Santa Maria del Parto, la chiesa fatta costruire dal Sannazaro

Il poeta, che vi è sepolto, ebbe in dono dal re Federico d'Aragona il terreno su cui fece edificare anche la sua abitazione

Era un uomo di corte Jacopo Sannazaro, l’umanista e poeta nato e vissuto a Napoli a cavallo tra il Quattrocento e il Cinquecento. In particolare, era legato al re Federico d’Aragona, che, oltre a una pensione di seicento ducati, gli donò un terreno a Mergellina (quando il sovrano fu esiliato in Francia, il poeta lo seguì e solo dopo la sua morte fece ritorno a Napoli). Su quel terreno, appartenuto precedentemente ai monaci benedettini del convento dei Santi Severino e Sossio, fece costruire la sua abitazione e la Chiesa di Santa Maria del Parto, che ancora oggi svetta su largo Sermoneta, di molto rialzata rispetto alla strada.
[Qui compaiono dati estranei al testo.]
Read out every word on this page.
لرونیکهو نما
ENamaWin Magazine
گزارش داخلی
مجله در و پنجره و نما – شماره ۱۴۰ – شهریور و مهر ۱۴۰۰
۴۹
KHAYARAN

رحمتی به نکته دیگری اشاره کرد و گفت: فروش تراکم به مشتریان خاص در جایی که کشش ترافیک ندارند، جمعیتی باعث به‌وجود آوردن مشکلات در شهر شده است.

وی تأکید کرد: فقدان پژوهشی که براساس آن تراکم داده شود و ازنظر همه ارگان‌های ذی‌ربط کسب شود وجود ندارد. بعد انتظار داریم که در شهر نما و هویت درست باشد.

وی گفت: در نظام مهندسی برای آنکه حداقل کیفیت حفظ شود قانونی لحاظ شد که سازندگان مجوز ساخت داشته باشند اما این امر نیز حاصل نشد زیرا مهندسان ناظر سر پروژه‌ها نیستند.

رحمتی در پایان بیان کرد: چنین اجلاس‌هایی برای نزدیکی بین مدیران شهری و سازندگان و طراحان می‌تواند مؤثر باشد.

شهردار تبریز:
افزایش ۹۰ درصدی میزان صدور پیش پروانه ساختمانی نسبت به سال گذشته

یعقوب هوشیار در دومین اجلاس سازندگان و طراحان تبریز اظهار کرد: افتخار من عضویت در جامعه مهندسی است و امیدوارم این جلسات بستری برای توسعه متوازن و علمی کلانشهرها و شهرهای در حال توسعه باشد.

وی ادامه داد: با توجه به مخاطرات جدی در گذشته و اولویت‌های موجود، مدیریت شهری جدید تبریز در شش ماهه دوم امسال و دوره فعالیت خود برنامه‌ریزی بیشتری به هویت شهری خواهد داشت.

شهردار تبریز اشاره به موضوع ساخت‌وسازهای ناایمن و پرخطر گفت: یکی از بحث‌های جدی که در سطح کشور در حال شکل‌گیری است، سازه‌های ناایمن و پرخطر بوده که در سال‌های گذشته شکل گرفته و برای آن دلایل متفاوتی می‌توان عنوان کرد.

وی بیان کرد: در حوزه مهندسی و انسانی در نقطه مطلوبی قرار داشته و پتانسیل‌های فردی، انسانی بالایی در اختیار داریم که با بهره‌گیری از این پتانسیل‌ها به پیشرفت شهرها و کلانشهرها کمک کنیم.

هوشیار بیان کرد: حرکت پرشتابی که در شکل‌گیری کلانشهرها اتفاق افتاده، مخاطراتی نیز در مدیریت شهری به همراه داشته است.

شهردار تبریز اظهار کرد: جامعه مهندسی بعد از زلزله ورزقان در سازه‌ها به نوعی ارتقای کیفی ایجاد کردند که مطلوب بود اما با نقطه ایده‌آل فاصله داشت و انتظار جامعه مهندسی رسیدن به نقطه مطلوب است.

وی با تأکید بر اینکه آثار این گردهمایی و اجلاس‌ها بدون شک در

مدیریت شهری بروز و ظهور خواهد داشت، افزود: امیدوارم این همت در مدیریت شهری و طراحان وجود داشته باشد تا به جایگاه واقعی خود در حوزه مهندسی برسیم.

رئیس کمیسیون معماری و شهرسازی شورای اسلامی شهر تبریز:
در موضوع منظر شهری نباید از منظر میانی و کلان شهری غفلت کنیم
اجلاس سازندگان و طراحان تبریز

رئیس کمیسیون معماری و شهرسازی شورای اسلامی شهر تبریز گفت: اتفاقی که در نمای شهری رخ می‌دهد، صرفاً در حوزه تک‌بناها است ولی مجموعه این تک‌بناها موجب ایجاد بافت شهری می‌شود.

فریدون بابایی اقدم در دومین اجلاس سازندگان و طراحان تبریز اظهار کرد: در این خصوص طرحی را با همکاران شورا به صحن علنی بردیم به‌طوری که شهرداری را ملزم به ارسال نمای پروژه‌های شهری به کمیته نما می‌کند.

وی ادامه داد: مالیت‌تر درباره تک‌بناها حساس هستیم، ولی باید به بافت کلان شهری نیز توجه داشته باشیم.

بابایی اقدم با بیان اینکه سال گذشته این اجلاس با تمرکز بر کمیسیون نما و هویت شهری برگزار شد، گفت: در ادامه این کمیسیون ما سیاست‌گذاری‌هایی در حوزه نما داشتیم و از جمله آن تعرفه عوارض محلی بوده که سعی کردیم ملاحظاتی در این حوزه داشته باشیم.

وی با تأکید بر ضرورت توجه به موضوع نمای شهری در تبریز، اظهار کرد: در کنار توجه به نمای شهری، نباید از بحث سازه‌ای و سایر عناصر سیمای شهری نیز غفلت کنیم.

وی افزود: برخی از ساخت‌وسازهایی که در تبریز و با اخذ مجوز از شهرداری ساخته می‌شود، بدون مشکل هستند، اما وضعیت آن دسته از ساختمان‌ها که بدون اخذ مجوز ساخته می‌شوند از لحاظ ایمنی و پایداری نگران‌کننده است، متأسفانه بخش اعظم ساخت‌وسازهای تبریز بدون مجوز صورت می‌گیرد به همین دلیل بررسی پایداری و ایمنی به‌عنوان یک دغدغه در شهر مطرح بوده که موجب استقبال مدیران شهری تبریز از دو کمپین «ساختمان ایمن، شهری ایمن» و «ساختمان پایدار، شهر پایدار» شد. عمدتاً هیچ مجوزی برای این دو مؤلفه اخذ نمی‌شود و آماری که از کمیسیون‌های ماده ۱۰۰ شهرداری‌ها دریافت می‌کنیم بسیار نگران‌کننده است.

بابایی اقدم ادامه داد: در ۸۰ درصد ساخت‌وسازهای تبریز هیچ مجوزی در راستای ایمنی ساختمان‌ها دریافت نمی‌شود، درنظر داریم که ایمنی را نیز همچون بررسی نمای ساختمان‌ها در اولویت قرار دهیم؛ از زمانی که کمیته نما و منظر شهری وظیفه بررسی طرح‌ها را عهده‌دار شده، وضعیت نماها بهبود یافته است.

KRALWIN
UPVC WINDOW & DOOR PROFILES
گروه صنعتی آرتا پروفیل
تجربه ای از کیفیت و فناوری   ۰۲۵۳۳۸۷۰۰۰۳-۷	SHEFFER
L’edificio sacro fu eretto nei primi anni del Cinquecento e il nome deriva dal poema De partu Virginis, una delle opere di Sannazaro. Il complesso è composto da due chiese: una inferiore, dedicata alla Natività, e una superiore, più importante e ricca di testimonianze artistiche, dedicata a san Nazario (probabilmente per onorare un voto fatto dal poeta durante l’esilio francese) e rimasta parzialmente incompiuta per l’epidemia di peste che si diffuse in città in quegli anni. Probabilmente, là dove ora sorge la Chiesa, esisteva già una villa a cui venne fatta aggiungere dallo stesso Sannazaro una torre: i lavori di realizzazione di queste cominciarono nel 1504, quando il poeta si trasferì a Mergellina. La chiesa sottostante fu terminata nel 1525, interamente scavata nel tufo, somigliante alla vicina tomba di Virgilio, con un ingresso autonomo e dedicata a santa Maria del Parto, divenendo luogo di preghiera per tutte le donne incinte o per quelle che desideravano un figlio. L’usanza prevedeva che il 25 di ogni mese si recitassero preghiere a favore di queste donne.

Con l'assedio francese del 1528 il complesso venne saccheggiato da Filiberto di Chalons e la torre abbattuta: fu così che l'anno successivo il Sannazaro decise di donarlo al frati dei Servi di Maria, ai quali assicurò un vitalizio, chiedendo anche di erigere un monumento funebre in suo onore dopo la sua morte. Con la soppressione degli ordini monastici voluta da Napoleone Bonaparte durante il decennio francese, anche i Servi di Maria furono allontanati e la chiesa con le sue proprietà passarono in mano ai privati: fu in questo periodo che la facciata venne modificata per dare spazio alle abitazioni. Nel 1812 fu affidata alla confraternita del Santissimo Rosario e utilizzata come luogo di sepoltura. A fine Ottocento restava ben poco degli interni, soltanto alcuni affreschi e lo stemma gentilizio del suo fondatore, scomparsi poi definitivamente.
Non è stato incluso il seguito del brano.